When the steamer took fire, it was a dark, cold night, the wind cutting like steel, and the banks of the river white with snow. The ladies were safely landed in their night robes, altogether inadequate, to be sure, for such an occasion as this. Large fires were built for their accommodation; but large fires out of doors impart but a small measure of comfort, although, it is true, they preserve one from freezing. One of the ladies was Miss Emily T. N, a plain, sensible girl, who had been brought up by a Masonic daddy. Somehow there was a peculiar attraction in Miss Emily that drew all three of the O's clerks, one after the other, to come round in front of her and glance at an ornament that was suspended on her neck, and then walk back to enter upon a whispering conference with the other two. What could it be? Not that graceful form, half exposed through her scanty covering? nor those cheeks, crimson with answering blushes? What could it be? The same attraction called old Captain G , rough and tough against Cupid's arrows as he was, to go through the same maneuvers. It must have been a powerful magnetism to the old boy; for he gallantly pulled off his overcoat, got a blanket from one of the deck passengers, and dressed her up as warmly as if she had brought her own cloak and shawl ashore, and was going a sleigh riding.

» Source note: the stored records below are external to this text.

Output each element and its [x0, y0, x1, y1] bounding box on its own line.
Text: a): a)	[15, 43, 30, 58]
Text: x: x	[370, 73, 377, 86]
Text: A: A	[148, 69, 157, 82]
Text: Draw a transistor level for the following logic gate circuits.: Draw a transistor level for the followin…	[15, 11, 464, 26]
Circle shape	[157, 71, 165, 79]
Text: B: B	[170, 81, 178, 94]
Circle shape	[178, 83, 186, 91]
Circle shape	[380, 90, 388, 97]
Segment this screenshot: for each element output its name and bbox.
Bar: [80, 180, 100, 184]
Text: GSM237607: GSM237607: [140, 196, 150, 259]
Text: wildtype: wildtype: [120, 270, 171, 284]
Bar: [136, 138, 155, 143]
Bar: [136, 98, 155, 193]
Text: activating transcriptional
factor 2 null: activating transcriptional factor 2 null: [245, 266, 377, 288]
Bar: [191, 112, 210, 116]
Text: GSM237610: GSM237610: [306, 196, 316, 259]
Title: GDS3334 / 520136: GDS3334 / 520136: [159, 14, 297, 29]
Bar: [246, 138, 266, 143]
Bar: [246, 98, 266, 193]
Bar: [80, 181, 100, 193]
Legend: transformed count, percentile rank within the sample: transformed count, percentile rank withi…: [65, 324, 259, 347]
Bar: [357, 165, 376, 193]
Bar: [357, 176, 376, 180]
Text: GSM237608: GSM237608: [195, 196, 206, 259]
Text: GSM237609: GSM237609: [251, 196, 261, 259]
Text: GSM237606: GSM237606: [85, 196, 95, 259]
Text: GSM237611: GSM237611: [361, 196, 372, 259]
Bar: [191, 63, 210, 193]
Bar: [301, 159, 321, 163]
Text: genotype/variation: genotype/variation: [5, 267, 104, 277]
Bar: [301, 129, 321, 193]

The next morning Miss Emily was sent to town the first load. There the clerks procured her a full wardrobe, jam up, and, to this day, her father can't discover who paid the sixty five dollars for it. Each of the clerks sincerely and solemnly swears (it's a pity steamboat clerks will swear so!) that he didn't, and Captain A stiffly affirms that he didn't. The whole five of them are Masons, that's a fact; but what could it be that attracted those clerks to the shivering girl? Be it what it may, the wears yet, and declares she will never marry any man who cannot explain it. The next person who sees her in her night dress will make a note of it.